A cidade de Lopburi na Tailândia é um lugar onde a linha entre humanos e a vida selvagem desapareceu. Conhecida internacionalmente, a cidade é dominada por milhares de macacos que ocupam templos históricos do século XIII, criando o polo mais intenso de interação animal do país.
Como a colônia de macacos passou a dominar o centro histórico?
Os macacos-caranguejeiros habitam a região há séculos, vivendo ao redor do antigo templo Khmer Phra Prang Sam Yot. Com a expansão urbana de Lopburi, em vez de serem expulsos, os animais adaptaram-se à cidade, tomando conta de fios elétricos, telhados e cruzamentos de trânsito.
No hinduísmo e no budismo, os macacos são associados à divindade Hanuman, o que lhes garante proteção religiosa por parte da população. A Autoridade de Turismo da Tailândia (TAT) promove o local como uma fusão singular entre religiosidade ancestral e vida urbana.

Por que os moradores oferecem banquetes gigantes aos primatas?
Todo mês de novembro, a cidade realiza o “Festival do Banquete dos Macacos” (Monkey Buffet Festival). Moradores preparam toneladas de frutas, arroz e doces nas ruínas do templo para alimentar a colônia. O evento é uma forma de agradecimento, pois os primatas atraem milhares de turistas anualmente.
Para destacar os cuidados necessários neste tipo de turismo de contato, comparamos a dinâmica de Lopburi com a observação de primatas na natureza selvagem:
| Dinâmica de Interação | Lopburi (Macacos Urbanos) | Safári / Floresta (Macacos Selvagens) |
| Comportamento Animal | Extremamente ousado, furtam objetos | Arisco, foge da presença humana |
| Ambiente de Contato | Meio urbano, templos e trânsito | Matas isoladas e áreas de conservação |
| Nível de Atenção Exigido | Máximo (risco de arranhões e furtos) | Alto (observação passiva à distância) |
O que os dados culturais revelam sobre este polo turístico?
Apesar do fascínio, a convivência não é pacífica.
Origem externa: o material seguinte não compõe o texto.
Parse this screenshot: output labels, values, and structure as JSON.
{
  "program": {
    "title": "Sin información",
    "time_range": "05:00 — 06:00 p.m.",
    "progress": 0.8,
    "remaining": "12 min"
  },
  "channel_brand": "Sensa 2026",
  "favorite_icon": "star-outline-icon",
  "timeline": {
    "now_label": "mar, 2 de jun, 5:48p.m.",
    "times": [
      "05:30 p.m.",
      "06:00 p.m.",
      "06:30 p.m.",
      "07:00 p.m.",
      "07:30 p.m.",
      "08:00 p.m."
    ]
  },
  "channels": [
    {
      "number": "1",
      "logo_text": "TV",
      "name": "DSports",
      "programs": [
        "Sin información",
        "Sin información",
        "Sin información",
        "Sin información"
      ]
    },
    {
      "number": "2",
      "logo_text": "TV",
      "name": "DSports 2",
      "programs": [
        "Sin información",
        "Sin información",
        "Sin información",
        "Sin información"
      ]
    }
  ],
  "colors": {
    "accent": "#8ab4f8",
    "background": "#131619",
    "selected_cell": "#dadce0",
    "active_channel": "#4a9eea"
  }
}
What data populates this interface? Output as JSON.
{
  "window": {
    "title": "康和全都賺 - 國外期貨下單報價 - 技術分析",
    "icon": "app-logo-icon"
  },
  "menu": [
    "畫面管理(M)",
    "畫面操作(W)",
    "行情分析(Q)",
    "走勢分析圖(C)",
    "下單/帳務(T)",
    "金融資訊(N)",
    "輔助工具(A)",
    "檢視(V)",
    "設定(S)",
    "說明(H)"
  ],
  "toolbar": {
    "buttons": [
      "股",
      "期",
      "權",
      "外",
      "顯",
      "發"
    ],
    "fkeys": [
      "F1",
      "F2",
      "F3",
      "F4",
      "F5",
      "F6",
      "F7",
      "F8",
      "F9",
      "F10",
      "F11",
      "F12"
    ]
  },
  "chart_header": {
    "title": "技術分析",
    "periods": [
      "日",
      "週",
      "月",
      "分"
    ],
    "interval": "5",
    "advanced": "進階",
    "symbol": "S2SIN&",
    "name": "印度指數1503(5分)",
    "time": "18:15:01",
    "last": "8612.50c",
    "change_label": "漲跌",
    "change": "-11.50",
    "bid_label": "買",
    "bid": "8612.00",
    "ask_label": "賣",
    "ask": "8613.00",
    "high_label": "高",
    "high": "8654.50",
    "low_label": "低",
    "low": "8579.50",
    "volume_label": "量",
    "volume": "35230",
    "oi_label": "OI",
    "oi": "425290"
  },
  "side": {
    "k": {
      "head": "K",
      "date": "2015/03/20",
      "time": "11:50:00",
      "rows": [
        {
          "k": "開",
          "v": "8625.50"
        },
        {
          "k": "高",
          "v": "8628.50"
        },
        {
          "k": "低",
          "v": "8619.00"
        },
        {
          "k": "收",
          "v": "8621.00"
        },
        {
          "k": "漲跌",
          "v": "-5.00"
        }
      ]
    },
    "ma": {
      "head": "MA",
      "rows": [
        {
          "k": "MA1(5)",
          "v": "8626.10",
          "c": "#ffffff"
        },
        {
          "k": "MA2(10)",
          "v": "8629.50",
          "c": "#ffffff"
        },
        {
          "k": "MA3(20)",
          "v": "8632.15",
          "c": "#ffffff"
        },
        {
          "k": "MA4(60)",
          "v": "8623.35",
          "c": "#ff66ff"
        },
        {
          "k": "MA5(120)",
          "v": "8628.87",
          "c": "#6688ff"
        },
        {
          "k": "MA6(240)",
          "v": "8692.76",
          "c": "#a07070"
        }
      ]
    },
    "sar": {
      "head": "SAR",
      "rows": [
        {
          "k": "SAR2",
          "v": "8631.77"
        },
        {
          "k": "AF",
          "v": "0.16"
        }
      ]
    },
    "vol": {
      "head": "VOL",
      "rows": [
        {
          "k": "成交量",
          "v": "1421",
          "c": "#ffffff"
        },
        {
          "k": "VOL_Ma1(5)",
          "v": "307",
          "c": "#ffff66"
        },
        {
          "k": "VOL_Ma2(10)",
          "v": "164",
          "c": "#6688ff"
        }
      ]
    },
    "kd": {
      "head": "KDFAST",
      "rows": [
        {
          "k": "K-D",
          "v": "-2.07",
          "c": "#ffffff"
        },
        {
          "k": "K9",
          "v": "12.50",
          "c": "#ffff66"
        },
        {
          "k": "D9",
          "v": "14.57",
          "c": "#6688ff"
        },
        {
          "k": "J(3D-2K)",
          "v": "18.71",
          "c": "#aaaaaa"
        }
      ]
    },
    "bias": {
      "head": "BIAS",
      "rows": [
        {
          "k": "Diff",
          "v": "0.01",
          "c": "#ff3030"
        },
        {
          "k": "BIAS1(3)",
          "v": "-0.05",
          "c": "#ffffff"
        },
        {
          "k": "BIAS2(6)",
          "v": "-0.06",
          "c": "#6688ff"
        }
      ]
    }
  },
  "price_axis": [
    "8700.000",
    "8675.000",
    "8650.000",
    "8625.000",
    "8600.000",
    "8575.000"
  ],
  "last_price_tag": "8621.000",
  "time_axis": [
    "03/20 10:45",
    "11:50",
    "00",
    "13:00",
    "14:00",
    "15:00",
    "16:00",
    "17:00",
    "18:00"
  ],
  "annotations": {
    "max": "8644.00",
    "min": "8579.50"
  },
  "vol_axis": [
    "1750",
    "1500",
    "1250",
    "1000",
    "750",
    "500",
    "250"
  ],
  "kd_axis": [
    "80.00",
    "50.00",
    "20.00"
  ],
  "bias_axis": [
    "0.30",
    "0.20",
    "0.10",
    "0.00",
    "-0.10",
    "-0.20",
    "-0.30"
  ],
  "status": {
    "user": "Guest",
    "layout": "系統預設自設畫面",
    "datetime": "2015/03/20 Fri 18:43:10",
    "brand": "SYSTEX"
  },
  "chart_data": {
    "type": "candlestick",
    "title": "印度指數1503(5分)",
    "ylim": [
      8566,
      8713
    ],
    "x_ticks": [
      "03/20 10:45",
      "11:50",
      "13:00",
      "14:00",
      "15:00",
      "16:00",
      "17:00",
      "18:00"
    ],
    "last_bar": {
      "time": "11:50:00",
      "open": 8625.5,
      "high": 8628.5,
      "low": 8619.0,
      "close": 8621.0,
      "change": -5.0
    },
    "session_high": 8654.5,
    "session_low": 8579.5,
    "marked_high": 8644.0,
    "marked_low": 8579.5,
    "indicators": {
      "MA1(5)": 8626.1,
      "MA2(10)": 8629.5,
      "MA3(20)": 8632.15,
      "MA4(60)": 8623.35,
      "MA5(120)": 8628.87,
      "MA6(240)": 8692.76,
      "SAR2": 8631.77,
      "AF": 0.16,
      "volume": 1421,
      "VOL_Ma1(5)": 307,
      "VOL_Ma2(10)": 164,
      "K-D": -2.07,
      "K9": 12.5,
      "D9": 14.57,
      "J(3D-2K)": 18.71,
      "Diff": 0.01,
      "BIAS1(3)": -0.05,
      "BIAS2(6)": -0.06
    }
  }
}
Gangues rivais de macacos disputam territórios específicos na cidade (como o cinema abandonado e o templo principal), frequentemente parando o trânsito com suas brigas. Os comerciantes locais precisam instalar grades de metal pesado para proteger suas lojas.
Para orientar mochileiros e entusiastas da cultura asiática, organizamos os fatos centrais sobre a dinâmica desta cidade histórica:
- Principal Templo: Phra Prang Sam Yot (Templo Khmer do século XIII).
- Espécie Predominante: Macaco-cinomolgo (Macaco-caranguejeiro).
- Localização: Cerca de 150 km ao norte da capital, Bangkok.
- Economia Local: Fortemente dependente da venda de alimentos turísticos para os animais.
Quais os cuidados ao visitar os templos do século XIII?
Os turistas devem entrar na cidade preparados. É altamente recomendável não carregar óculos de sol frouxos, chapéus, garrafas de água ou comida aparente, pois os macacos aprenderam a furtar rapidamente qualquer objeto que considerem interessante.
Manter a distância segura e não sorrir mostrando os dentes (o que na linguagem dos primatas é um sinal de agressão) são dicas essenciais de sobrevivência urbana em Lopburi. Caso ocorra um arranhão ou mordida, a busca por atendimento médico para vacinação antirrábica deve ser imediata.
Para entender como a convivência entre humanos e animais pode moldar a rotina de uma cidade inteira, escolhemos este registro do canal Diego Costalonga. O viajante mostra visualmente Lopburi, na Tailândia, onde milhares de macacos ocupam templos antigos e ruas comerciais, criando uma dinâmica urbana única e cheia de situações curiosas:
Como o governo tailandês gerencia a superpopulação animal?
Nos últimos anos, a população primata ultrapassou o limite sustentável, causando danos ao patrimônio histórico e transtornos severos aos cidadãos. O Departamento de Parques Nacionais da Tailândia iniciou programas de esterilização em massa e realocação para tentar frear a expansão das tropas urbanas.
Visitar a cidade de Lopburi é uma experiência caótica e memorável. É o retrato de um país onde a crença religiosa permitiu que a natureza retomasse o concreto, gerando um espetáculo de coexistência que desafia a lógica das cidades modernas.